Nei confronti dialettici di questi giorni è anche emersa, plasticamente, la crisi delle aggregazioni: il centro-destra ha candidato Berlusconi nel silenzio-dissenso di Salvini e Meloni; nel centro-sinistra la sponda di Letta per Draghi si scontra con la sostanziale opposizione dei gruppi parlamentari grillini, con l’emarginazione di Conte, mentre il ministro Di Maio è alla ricerca di un nuovo asse con i leghisti, in particolare con il numero due del Carroccio, il ministro Giorgetti. Sullo sfondo della battaglia per il Colle torna centrale il tema della legge elettorale: il proporzionale, oltre che ai centristi, andrebbe bene a Salvini per smarcarsi dalla Meloni e ai Grillini per evitare l’egemonia dei Democratici. Ma per questa riforma occorre un anno di lavoro, senza scioglimento delle Camere (quello che chiedono anche i “peones”).
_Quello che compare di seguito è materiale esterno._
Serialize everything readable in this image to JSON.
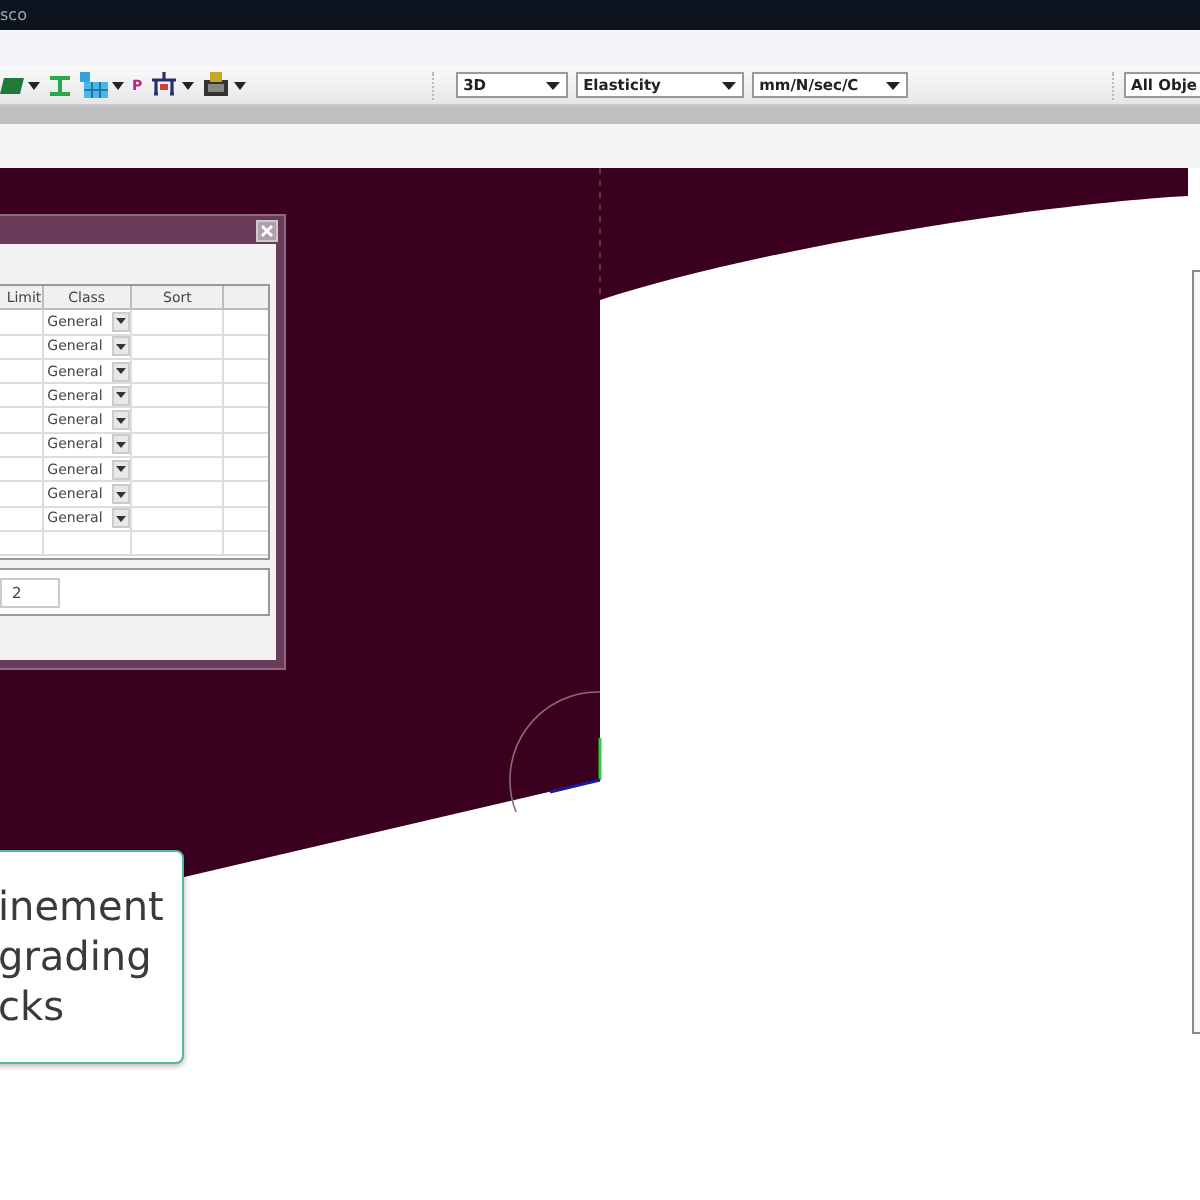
{
  "window": {
    "title": "sco"
  },
  "toolbar": {
    "tools": [
      {
        "kind": "slab",
        "dropdown": true
      },
      {
        "kind": "beam",
        "dropdown": false
      },
      {
        "kind": "table",
        "dropdown": true
      },
      {
        "kind": "glyph",
        "label": "P",
        "dropdown": false
      },
      {
        "kind": "support",
        "dropdown": true
      },
      {
        "kind": "load",
        "dropdown": true
      }
    ],
    "combos": [
      {
        "value": "3D"
      },
      {
        "value": "Elasticity"
      },
      {
        "value": "mm/N/sec/C"
      }
    ],
    "filter": {
      "value": "All Obje"
    }
  },
  "dialog": {
    "columns": [
      "Limit",
      "Class",
      "Sort",
      ""
    ],
    "rows": [
      {
        "class": "General"
      },
      {
        "class": "General"
      },
      {
        "class": "General"
      },
      {
        "class": "General"
      },
      {
        "class": "General"
      },
      {
        "class": "General"
      },
      {
        "class": "General"
      },
      {
        "class": "General"
      },
      {
        "class": "General"
      },
      {
        "class": ""
      }
    ],
    "field": {
      "value": "2"
    }
  },
  "callout": {
    "text": "inement\ngrading\ncks"
  }
}
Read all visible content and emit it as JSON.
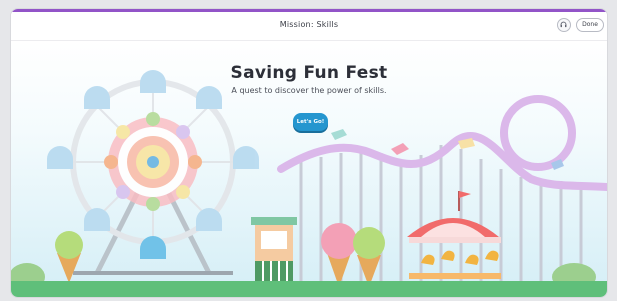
{
  "header": {
    "title": "Mission: Skills",
    "done_label": "Done",
    "audio_icon": "headphones-icon"
  },
  "hero": {
    "title": "Saving Fun Fest",
    "subtitle": "A quest to discover the power of skills.",
    "cta_label": "Let's Go!"
  },
  "colors": {
    "accent": "#9254c8",
    "cta": "#2596cf",
    "ground": "#5fbf7a",
    "sky": "#d4eef6"
  }
}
Emerge nel Parlamento la consapevolezza delle prerogative democratiche (anche per questo è fallita la corsa berlusconiana ai singoli rappresentanti del popolo), insieme alla constatazione di “partiti minori”, con un consenso non superiore al 20%; l’intesa tra diversi è dunque un dovere, per evitare la paralisi istituzionale, com’è avvenuto nei momenti più difficili della vita repubblicana, dal varo della Costituzione al delitto Moro, dalla crisi di Tangentopoli alla nascita della Seconda Repubblica.
In questi giorni d’interviste televisive, un leader autorevole della Prima Repubblica, l’ex premier e segretario Dc Ciriaco De Mita, aveva profetizzato le difficoltà insormontabili di Berlusconi e i problemi di governo di Draghi, ricordando che nel 1985, ancora in epoca di “guerra fredda”, si elesse al primo scrutinio l’onorevole Cossiga, convergendo insieme i “nemici storici”, Dc e Pci. Oggi, in condizioni diverse, interne e internazionali, il metodo invocato da De Mita appare indispensabile, per il bene del Paese, con gli occhi dell’Europa (e dei mercati) rivolti ai mille di Montecitorio.
Permane infine l’extrema ratio: la conferma del riluttante Mattarella, nell’impossibilità di accordo su un nome condiviso, tra gli ex ministri Frattini e Tremonti, la presidente del Senato Casellati, l’ex sindaca di Milano Letizia Moratti, la ministra Cartabia, il giudice costituzionale Amato, il centrista Casini, il commissario Ue Gentiloni, l’ex presidente del Senato Pera.
L’assemblea di Montecitorio è frutto del voto “populista” del 2018 che ha portato in maggioranza i “sovranisti”; ma poi il vento è cambiato, come si è visto a Strasburgo con l’elezione di Ursula von der Leyen, voto recentemente confermato con la nomina della nuova presidente del Parlamento europeo, la popolare maltese Metsola. La prossima settimana il vento europeo potrebbe soffiare sui più alti colli di Roma.